Links to raw repo or documentation sites?
There has been a development on creating auto-generated interactive documentations for some repos-
- https://thealgorithms.github.io/C
- https://thealgorithms.github.io/C-Plus-Plus and has raised some questions on the direction to proceed.
I see softwares and software libraries provide initial links to their documentation sites and within there, links to their code repos. As an educational platform, wouldn't the docs be more beneficial to the readers who can then navigate to the repo and the respective codes?
Questions
- What value do users/readers get from links to raw repo?
- Is there a value to generate auto-docs for each repo in a similar fashion to their respective
gh-pagesbranches? - Should the main website provide links to these docs instead?
- This would, however require the contributors to properly document their contributions and would intern improve the quality of code being accepted to the repos. Is the reviewers' time consumed outweighed by the benefits?
(Did I miss anything else?)
What value do users/readers get from links to raw repo?
The notion that organized algorithms with reviewed comments and tests are "raw" is misleading. To answer the question above... tons of value. Look at the Gitter comments that people have when they find TheAlgorithms. Those comments are about the power of browsing and reading code. They are about seeing a clear catalog of algorithms organized by type. These repos allow visitors to learn fast by reading code and to understand implementation trade-offs with confidence. I personally would rather see more performance benchmarks than documentation. Auto-generated docs are merely reformatting what is already in the code. Such documentation has its place but it is not more important than the code itself.
You can look at the empirical data - https://github.com/TheAlgorithms/C-Plus-Plus/graphs/traffic and notice the increase in traffic to the repo after the deployment of the doc site. I don't think the value-proposition has been noted here. Hence the exercise to answer the above questions for each of the commenters.
- Benefit of using to github repo as the target sites -
- direct access to code
- no maintenance
- less code review
- filenames in repos not coherent
- Benefit of using doc site
- conveniently formatted formulae, links , descriptions, images, rich HTML
- submitted code needs to be formatted and thoroughly checked before accepting - note that much of existing codes in C & C++ repo was not even compilable.
- way to provide an educational site along with code
- ability to inject Javascript to provide compile & run type access in the future
The problem with the code comments is that there isn't a standardized way to write comments and the writing of comments and docstrings is generally not enforced. We need a way to standardize either the writing of comments or the writing of a documentation.
The problem with the code comments is that there isn't a standardized way to write comments and the writing of comments and docstrings is generally not enforced. We need a way to standardize either the writing of comments or the writing of a documentation.
Are you sure? While there might be multiple documentation standards, it is to the group the pick one and stick with it - For C/C++ repo, we are using Doxygen standards For Python, there is the Sphinx, pydoc, etc Doxygen also handles other languages like Java
If there are codes in the repos that are undocumented, then it is an even bigger problem - as the whole point of this repo is to provide educational code and if codes without documentation are being accepted, it is quite concerning.

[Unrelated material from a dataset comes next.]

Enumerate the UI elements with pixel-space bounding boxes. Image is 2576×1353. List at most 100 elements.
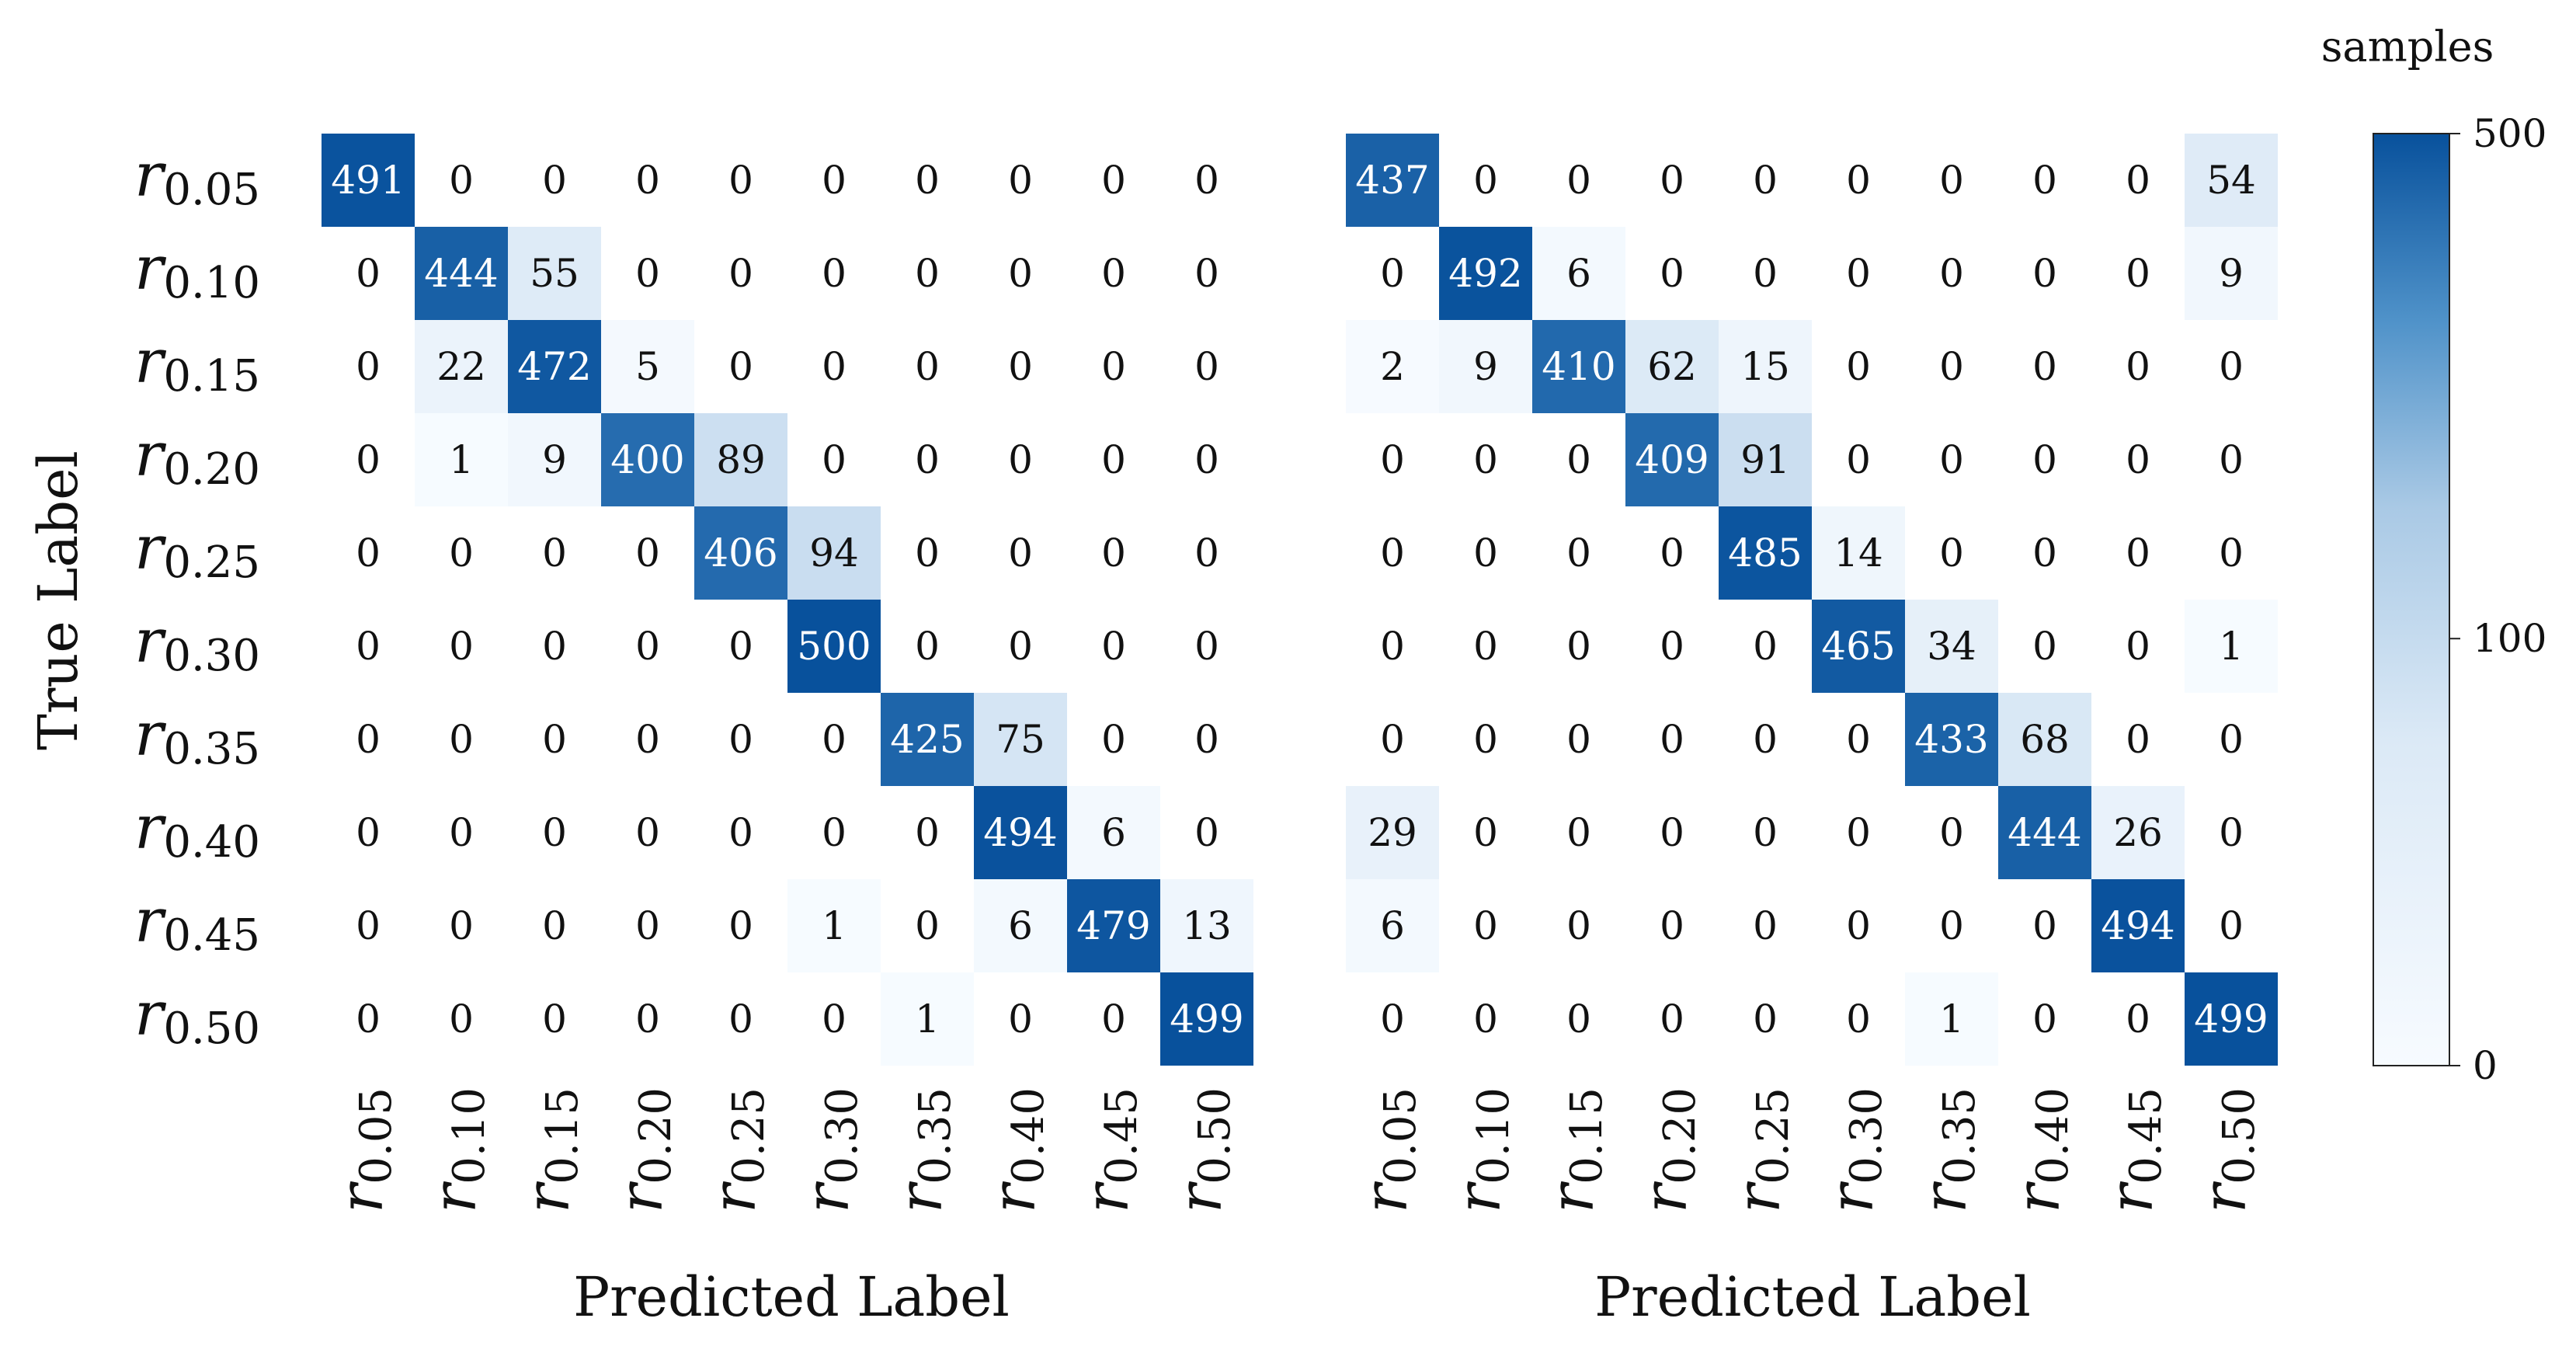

Are you sure? While there might be multiple documentation standards, it is to the group the pick one and stick with it
This is true, different programming languages have different standards. I am talking about each repository individually. Contribution guidelines encourage the use of comments, etc. but it isn't required. Many times I had seen poorly named variables allowed in code.
Here is a piece from the Python contribution guidelines:
We encourage you to put docstrings inside your functions but please pay attention to indentation of docstrings.
As you see, this is encouraged but not required.
Are you sure? While there might be multiple documentation standards, it is to the group the pick one and stick with it
This is true, different programming languages have different standards. I am talking about each repository individually. Contribution guidelines encourage the use of comments, etc. but it isn't required. Many times I had seen poorly named variables allowed in code.
Here is a piece from the Python contribution guidelines:
We encourage you to put docstrings inside your functions but please pay attention to indentation of docstrings.
As you see, this is encouraged but not required.
Absolutely true. It has been an effort to enforce the standards and is definitely not a one day thing. See for example - this PR and we are still not done. Others are working on the remaining folders.
It has also been an observation that enforcing stricter rules and standards has improved the quality of contributors and the quality of code. The cost of acquisition, though got higher, the retainment costs of quality contributors has gone low. 😄
I came across this repo: https://github.com/OpenGenus/cosmos with a really nice website A really good set of codes nicely organized into one giant repo. Even they are using the same long inefficient process-line that requires contributions on code, website, documentation, etc.
I like the approach of TheAlgorithms where the repos are nicely organized based on languages and it is already evident that there is a great imbalance in the number of contributors for the repos - maybe due to language popularity. This is also going to be the same problem with having contributors for a website like above. Hence, another empirical proof of validity of having code to be self-explanatory and descriptive so that the documentation gets generated and becomes available immediately.